As the oil-to-telecom giant founded by billionaire Mukesh Ambani prepares for an IPO for its retail division, Reliance Industries Ltd. is moving all of its consumer products brands to a new wholly owned company.
According to a June 25 National Company Law Tribunal order, the brands—which include clothing, fashion, food, personal care, and beverages—that are presently owned by Reliance Retail Ltd. (RRL), Reliance Retail Ventures Ltd.(RRVL), and Reliance Consumer Products Ltd.(RCPL) will be transferred to the so-called New Reliance Consumer Products Ltd., or New RCPL.
In their application with the NCLT, the Reliance firms stated that, in contrast to retail, this is a major operation that requires specialised and concentrated attention, experience, and diverse skill sets.
According to the filing, the change will enable the capital-intensive consumer goods company to draw in a new group of investors. Additionally, it will help the retail company that is getting ready for an IPO focus more intently.
Operations of New RCPL
As per the agreement, New RCPL would produce, market, sell, and distribute consumer goods. According to the NCLT filing, it will also make investments in joint ventures and subsidiaries associated with this enterprise.
This development coincides with experts pointing to signs of improvement in Reliance's retail division following a poor year-end performance on March 31 brought on by a slowdown in consumption and a reorganisation of its store network.

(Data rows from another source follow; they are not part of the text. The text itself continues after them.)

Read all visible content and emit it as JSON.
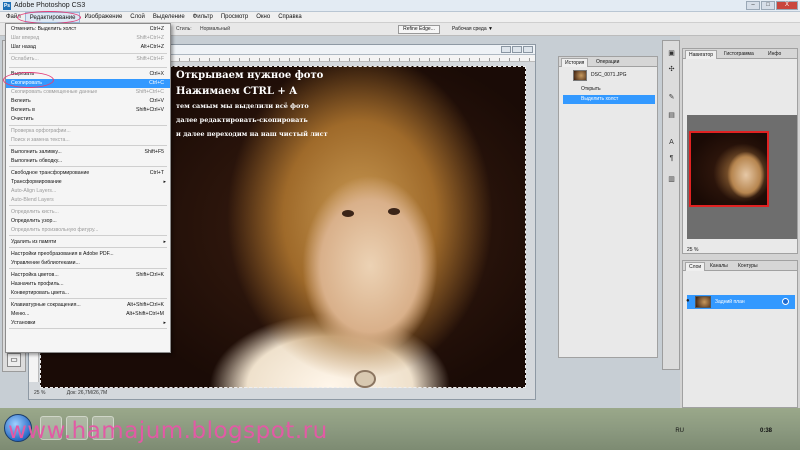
{
  "window": {
    "title": "Adobe Photoshop CS3",
    "close_label": "X"
  },
  "menubar": [
    "Файл",
    "Редактирование",
    "Изображение",
    "Слой",
    "Выделение",
    "Фильтр",
    "Просмотр",
    "Окно",
    "Справка"
  ],
  "options": {
    "style_label": "Стиль:",
    "style_value": "Нормальный",
    "refine_edge": "Refine Edge...",
    "workspace": "Рабочая среда ▼"
  },
  "edit_menu": [
    {
      "label": "Отменить: Выделить холст",
      "shortcut": "Ctrl+Z",
      "state": "normal"
    },
    {
      "label": "Шаг вперед",
      "shortcut": "Shift+Ctrl+Z",
      "state": "disabled"
    },
    {
      "label": "Шаг назад",
      "shortcut": "Alt+Ctrl+Z",
      "state": "normal"
    },
    {
      "label": "Ослабить...",
      "shortcut": "Shift+Ctrl+F",
      "state": "disabled"
    },
    {
      "label": "Вырезать",
      "shortcut": "Ctrl+X",
      "state": "normal"
    },
    {
      "label": "Скопировать",
      "shortcut": "Ctrl+C",
      "state": "highlight"
    },
    {
      "label": "Скопировать совмещенные данные",
      "shortcut": "Shift+Ctrl+C",
      "state": "disabled"
    },
    {
      "label": "Вклеить",
      "shortcut": "Ctrl+V",
      "state": "normal"
    },
    {
      "label": "Вклеить в",
      "shortcut": "Shift+Ctrl+V",
      "state": "normal"
    },
    {
      "label": "Очистить",
      "shortcut": "",
      "state": "normal"
    },
    {
      "label": "Проверка орфографии...",
      "shortcut": "",
      "state": "disabled"
    },
    {
      "label": "Поиск и замена текста...",
      "shortcut": "",
      "state": "disabled"
    },
    {
      "label": "Выполнить заливку...",
      "shortcut": "Shift+F5",
      "state": "normal"
    },
    {
      "label": "Выполнить обводку...",
      "shortcut": "",
      "state": "normal"
    },
    {
      "label": "Свободное трансформирование",
      "shortcut": "Ctrl+T",
      "state": "normal"
    },
    {
      "label": "Трансформирование",
      "shortcut": "",
      "state": "sub"
    },
    {
      "label": "Auto-Align Layers...",
      "shortcut": "",
      "state": "disabled"
    },
    {
      "label": "Auto-Blend Layers",
      "shortcut": "",
      "state": "disabled"
    },
    {
      "label": "Определить кисть...",
      "shortcut": "",
      "state": "disabled"
    },
    {
      "label": "Определить узор...",
      "shortcut": "",
      "state": "normal"
    },
    {
      "label": "Определить произвольную фигуру...",
      "shortcut": "",
      "state": "disabled"
    },
    {
      "label": "Удалить из памяти",
      "shortcut": "",
      "state": "sub"
    },
    {
      "label": "Настройки преобразования в Adobe PDF...",
      "shortcut": "",
      "state": "normal"
    },
    {
      "label": "Управление библиотеками...",
      "shortcut": "",
      "state": "normal"
    },
    {
      "label": "Настройка цветов...",
      "shortcut": "Shift+Ctrl+K",
      "state": "normal"
    },
    {
      "label": "Назначить профиль...",
      "shortcut": "",
      "state": "normal"
    },
    {
      "label": "Конвертировать цвета...",
      "shortcut": "",
      "state": "normal"
    },
    {
      "label": "Клавиатурные сокращения...",
      "shortcut": "Alt+Shift+Ctrl+K",
      "state": "normal"
    },
    {
      "label": "Меню...",
      "shortcut": "Alt+Shift+Ctrl+M",
      "state": "normal"
    },
    {
      "label": "Установки",
      "shortcut": "",
      "state": "sub"
    }
  ],
  "overlay": {
    "line1": "Открываем нужное фото",
    "line2": "Нажимаем CTRL + A",
    "line3": "тем самым мы выделили всё фото",
    "line4": "далее редактировать-скопировать",
    "line5": "и далее переходим на наш чистый лист"
  },
  "document_status": {
    "zoom": "25 %",
    "size": "Док: 26,7M/26,7M"
  },
  "history": {
    "tabs": [
      "История",
      "Операции"
    ],
    "snapshot": "DSC_0071.JPG",
    "items": [
      "Открыть",
      "Выделить холст"
    ]
  },
  "navigator": {
    "tabs": [
      "Навигатор",
      "Гистограмма",
      "Инфо"
    ],
    "zoom": "25 %"
  },
  "layers": {
    "tabs": [
      "Слои",
      "Каналы",
      "Контуры"
    ],
    "layer_name": "Задний план"
  },
  "taskbar": {
    "watermark": "www.hamajum.blogspot.ru",
    "lang": "RU",
    "time": "0:38"
  },
  "colors": {
    "highlight": "#3399ff",
    "annotation": "#e3407b",
    "watermark": "#e25aa5"
  }
}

Just two years after its reintroduction in India, Reliance's beverage brand Campa Cola acquired double-digit market share in strategic regions.
Its network of beauty care products, Tira, includes the Korean brand Sulwhasoo, the American brands Smashbox and Estee Lauder, and the domestic upstart Re'equil.

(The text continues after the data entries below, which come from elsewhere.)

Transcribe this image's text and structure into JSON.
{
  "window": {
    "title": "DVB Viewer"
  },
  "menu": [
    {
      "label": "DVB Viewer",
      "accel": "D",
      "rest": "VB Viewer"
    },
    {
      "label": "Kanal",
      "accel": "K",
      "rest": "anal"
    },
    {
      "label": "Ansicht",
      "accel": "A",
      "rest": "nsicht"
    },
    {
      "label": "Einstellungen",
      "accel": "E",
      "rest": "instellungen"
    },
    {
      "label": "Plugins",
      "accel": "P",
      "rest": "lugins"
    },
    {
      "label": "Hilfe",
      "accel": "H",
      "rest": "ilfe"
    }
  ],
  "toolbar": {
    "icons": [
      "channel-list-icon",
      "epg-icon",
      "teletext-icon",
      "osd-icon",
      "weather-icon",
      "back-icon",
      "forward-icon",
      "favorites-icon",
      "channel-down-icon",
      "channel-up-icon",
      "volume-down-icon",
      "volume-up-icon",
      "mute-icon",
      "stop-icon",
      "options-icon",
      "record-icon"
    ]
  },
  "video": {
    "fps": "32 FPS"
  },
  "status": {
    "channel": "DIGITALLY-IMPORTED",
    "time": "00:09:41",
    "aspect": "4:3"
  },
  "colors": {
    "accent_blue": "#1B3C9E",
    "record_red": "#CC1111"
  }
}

Reorganisation to be Concluded in Four Stages
There will be four main stages to the restructuring. Through slump sale, RRL's FMCG brands will first go to parent RRVL. After that, RCPL and RRVL will merge.
The combined "consumer brands business undertaking" will thereafter depart from RRVL and relocate to Tira Beauty Ltd., which is now a dormant business.
As a continuing business, Tira Beauty will then be referred to as New Reliance Consumer Products (New RCPL). To have the proposed "composite scheme of arrangement" approved, the Mumbai NCLT bench directed RRVL to schedule meetings with its 14 equity owners and creditors.
Meetings for RRL, RCPL, and Tira Beauty shareholders were judged unnecessary based on the consent affidavits that were presented. According to the corporation, over 60% of the INR 11,500 crore in sales in FY25 came from kiranas and general trade.
Campa achieved double-digit market share in some regions, according to the company's results call. Its goods are available in over one million retail locations through a distribution network that includes over 3,200 partners.
In addition, the NCLT division bench, which included technical member Prabhat Kumar and Justice VG Bisht, directed the firms to furnish information on their performance and corporate guarantees as well as any contingent liabilities that may be in place.